Nelle ultime settimane le fila dei sostenitori del NO al referendum costituzionale contro il taglio lineare dei parlamentari si sono ingrossate sino a trasmettere per la prima volta la sensazione che il risultato della consultazione possa ritenersi aperto e la vittoria contendibile. Ben altro era il quadro quando la Fondazione Luigi Einaudi decise di farsi promotrice della raccolta firme tra i parlamentari per indire il referendum.
Il tema è così definito e divisivo da rendere vano ogni tentativo, condotto da diversi leader politici negli ultimi giorni, di tenere il piede in due staffe. Se ne accorgeranno presto tutti coloro che ci hanno provato. Se passerà il SI ci sarà un unico vincitore: il M5S, il suo vero leader che è Luigi Di Maio, il populismo che ne contraddistingue la loro azione.
Non potrà dichiararsi vincitore il Partito Democratico, che per tre volte ha votato NO, cambiando parere solo alla fine, per compiacere l’alleato di governo. Non potrà farlo Giorgia Meloni, che ha sostenuto in modo coerente il SI nel suo percorso parlamentare ma nell’ultima settimana ha trasmesso un messaggio insolitamente confuso, affermando che il referendum è nelle mani dei cittadini e non dei partiti e che una eventuale vittoria del NO costituirebbe una possente spallata al governo giallo-rosso. Non riuscirà a dichiararsi vincitore Matteo Salvini, che ha dovuto rintuzzare pesanti dissensi nel partito, a cominciare da Giancarlo Giorgetti, e come la Meloni ha passato gli ultimi giorni di campagna elettorale a spiegare che il partito è per il SI ma la Lega non è una caserma. A buon intenditor, poche parole.
In questo contesto ci si recherà alle urne per tagliare in modo lineare 350 parlamentari, in nome di un risparmio impalpabile per le casse dello stato: 57 milioni su un bilancio annuale di 850 miliardi. Come se un cittadino con uno stipendio di duemila euro pensasse di risolvere le economie della propria famiglia tagliando spese per due euro al mese. Non è neppure un segnale, è una stupidaggine.
L’altra motivazione che va di moda è che le camere sarebbero più efficienti. Carlo Cottarelli, nell’intervista che ha rilasciato al nostro giornale, ha spiegato che soprattuto il Senato avrà enormi problemi di funzionamento con soli duecento componenti. Altro che velocizzazione e semplificazione. L’unico modo per rendere il sistema più efficiente resta quello di passare al monocameralismo, con una sola Camera che legifera, che a quel punto potrebbe essere composta anche da 600 deputati o meno.

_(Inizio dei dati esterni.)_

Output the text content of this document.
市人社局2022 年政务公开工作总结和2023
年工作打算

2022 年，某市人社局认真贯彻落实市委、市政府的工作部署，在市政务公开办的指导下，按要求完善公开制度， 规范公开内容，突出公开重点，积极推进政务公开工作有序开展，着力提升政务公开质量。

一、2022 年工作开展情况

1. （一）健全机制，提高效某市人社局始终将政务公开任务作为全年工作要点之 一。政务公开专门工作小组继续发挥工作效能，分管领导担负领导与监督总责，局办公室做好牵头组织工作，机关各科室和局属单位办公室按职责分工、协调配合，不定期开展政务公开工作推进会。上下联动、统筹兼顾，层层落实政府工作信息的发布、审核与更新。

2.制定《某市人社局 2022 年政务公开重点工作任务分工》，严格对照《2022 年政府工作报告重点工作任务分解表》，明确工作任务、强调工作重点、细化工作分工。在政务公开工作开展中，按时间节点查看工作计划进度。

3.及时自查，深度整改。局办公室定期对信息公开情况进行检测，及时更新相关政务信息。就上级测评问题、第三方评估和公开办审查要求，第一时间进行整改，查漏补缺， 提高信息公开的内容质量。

La più strampalata delle ragioni a sostegno del SI è quella in base alla quale il taglio lineare dei parlamentari è un modo per avviare le riforme della Costituzione. Nessuna rettifica propedeutica alla riduzione dei parlamentari è però stata avviata nell’ultimo anno se non la variazione dell’elettorato attivo e passivo per il Senato, che ha trasformato il nostro bicameralismo da paritario a perfettissimo. Un modo per peggiorare le cose insomma. Il tutto con l’aggravante che si sta subordinando la modifica della Costituzione alla riforma di una legge ordinaria come quella elettorale.

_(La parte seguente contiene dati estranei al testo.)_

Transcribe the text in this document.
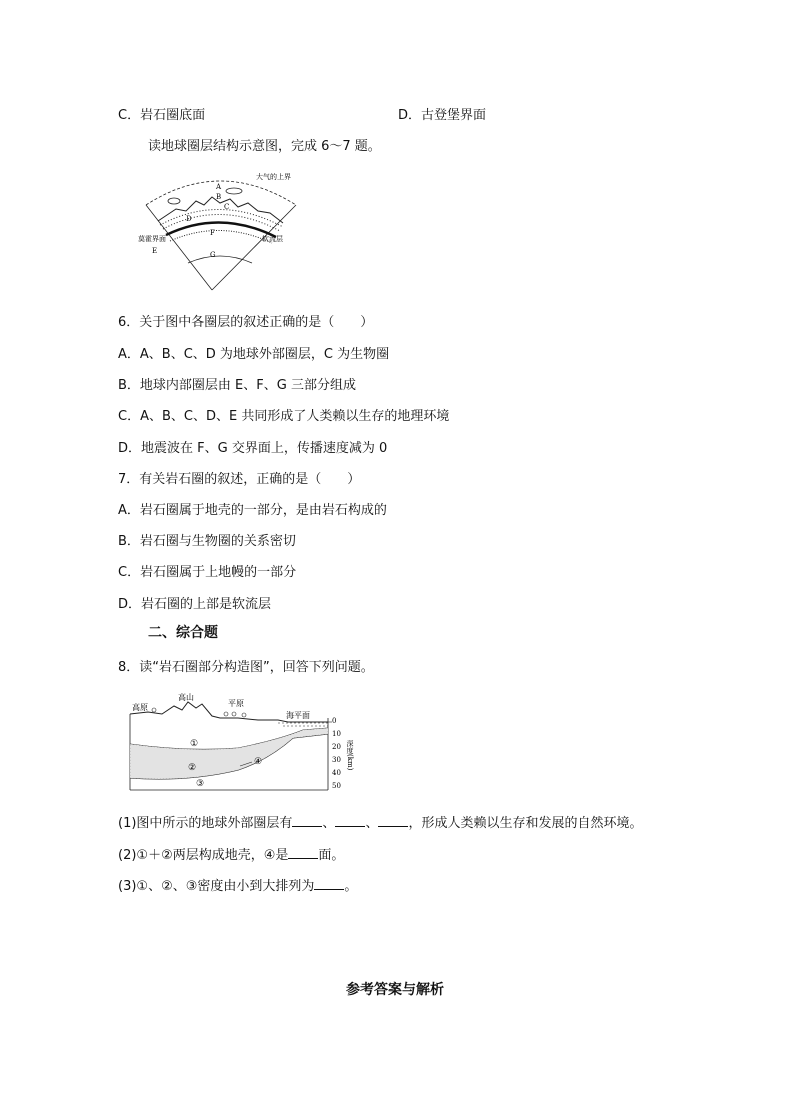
C．岩石圈底面	D．古登堡界面
读地球圈层结构示意图，完成 6～7 题。
A
B
C
D
E
F
G
大气的上界
莫霍界面	软流层
6．关于图中各圈层的叙述正确的是（　　）
A．A、B、C、D 为地球外部圈层，C 为生物圈
B．地球内部圈层由 E、F、G 三部分组成
C．A、B、C、D、E 共同形成了人类赖以生存的地理环境
D．地震波在 F、G 交界面上，传播速度减为 0
7．有关岩石圈的叙述，正确的是（　　）
A．岩石圈属于地壳的一部分，是由岩石构成的
B．岩石圈与生物圈的关系密切
C．岩石圈属于上地幔的一部分
D．岩石圈的上部是软流层
二、综合题
8．读“岩石圈部分构造图”，回答下列问题。
高原
高山
平原
海平面
①
②
③
④
0
10
20
30
40
50
深度(km)
(1)图中所示的地球外部圈层有 、 、 ，形成人类赖以生存和发展的自然环境。
(2)①＋②两层构成地壳，④是 面。
(3)①、②、③密度由小到大排列为 。
参考答案与解析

La verità è che questo taglio è niente altro che il sangue promesso da anni a tutti quei cittadini italiani che hanno seguito il M5S in un baratro di odio sociale nei confronti di chiunque ha un tenore di vita ritenuto superiore al proprio, indipendentemente dalla formazione, dal rischio, dalla qualità. Il Partito Democratico, la Lega, Fratelli d’Italia, Forza Italia, Italia Viva, i sindacati, nessuno ha avuto il coraggio di andare controcorrente, di porre un argine a tanta scempiaggine, di denunciare questa deriva populista, miope, rancorosa, rabbiosa. Un atto di codardia politica che pagheremo tutti a lungo.

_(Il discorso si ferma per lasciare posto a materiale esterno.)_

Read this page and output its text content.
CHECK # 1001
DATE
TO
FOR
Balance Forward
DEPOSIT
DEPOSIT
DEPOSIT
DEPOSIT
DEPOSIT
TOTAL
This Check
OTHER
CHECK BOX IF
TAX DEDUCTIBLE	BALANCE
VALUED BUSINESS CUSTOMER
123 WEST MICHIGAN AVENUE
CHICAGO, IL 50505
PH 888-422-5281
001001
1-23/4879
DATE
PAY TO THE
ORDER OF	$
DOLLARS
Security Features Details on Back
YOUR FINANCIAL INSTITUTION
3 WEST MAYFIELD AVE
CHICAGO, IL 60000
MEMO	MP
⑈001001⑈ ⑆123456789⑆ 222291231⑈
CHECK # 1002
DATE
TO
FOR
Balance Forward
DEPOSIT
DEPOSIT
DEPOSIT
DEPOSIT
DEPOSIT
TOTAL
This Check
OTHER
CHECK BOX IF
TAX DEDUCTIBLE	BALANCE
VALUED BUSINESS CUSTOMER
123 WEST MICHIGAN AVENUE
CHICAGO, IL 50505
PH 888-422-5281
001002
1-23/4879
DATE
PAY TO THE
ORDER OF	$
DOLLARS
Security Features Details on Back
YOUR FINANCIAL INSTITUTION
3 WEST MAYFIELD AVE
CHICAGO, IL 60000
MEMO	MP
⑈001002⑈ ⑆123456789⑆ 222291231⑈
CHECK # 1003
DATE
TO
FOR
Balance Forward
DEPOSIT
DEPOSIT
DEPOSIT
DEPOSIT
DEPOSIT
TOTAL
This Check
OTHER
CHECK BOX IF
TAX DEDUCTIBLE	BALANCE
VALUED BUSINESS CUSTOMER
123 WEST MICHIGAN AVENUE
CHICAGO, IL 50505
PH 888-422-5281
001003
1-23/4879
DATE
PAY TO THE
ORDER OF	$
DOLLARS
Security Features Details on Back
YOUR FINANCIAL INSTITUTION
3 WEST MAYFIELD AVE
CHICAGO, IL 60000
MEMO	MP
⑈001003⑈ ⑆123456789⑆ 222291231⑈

Il punto non è se la prossima Camera sarà composta da 400 deputati invece che da 630 e se il Senato avrà 200 senatori invece che 315. Al netto delle difficoltà che abbiamo descritto, resteremo una Repubblica democratica. Il problema è il segnale che farebbe passare una vittoria del SI. Un inno alla mediocrità che spingerebbe sempre più le nostre eccellenze ad abbandonare l’Italia per poter mettere alla prova le proprie competenze in paesi che premiano la qualità, la competitività e la professionalità. C’è un solo modo per evitare tutto questo: No al populismo, No al referendum costituzionale.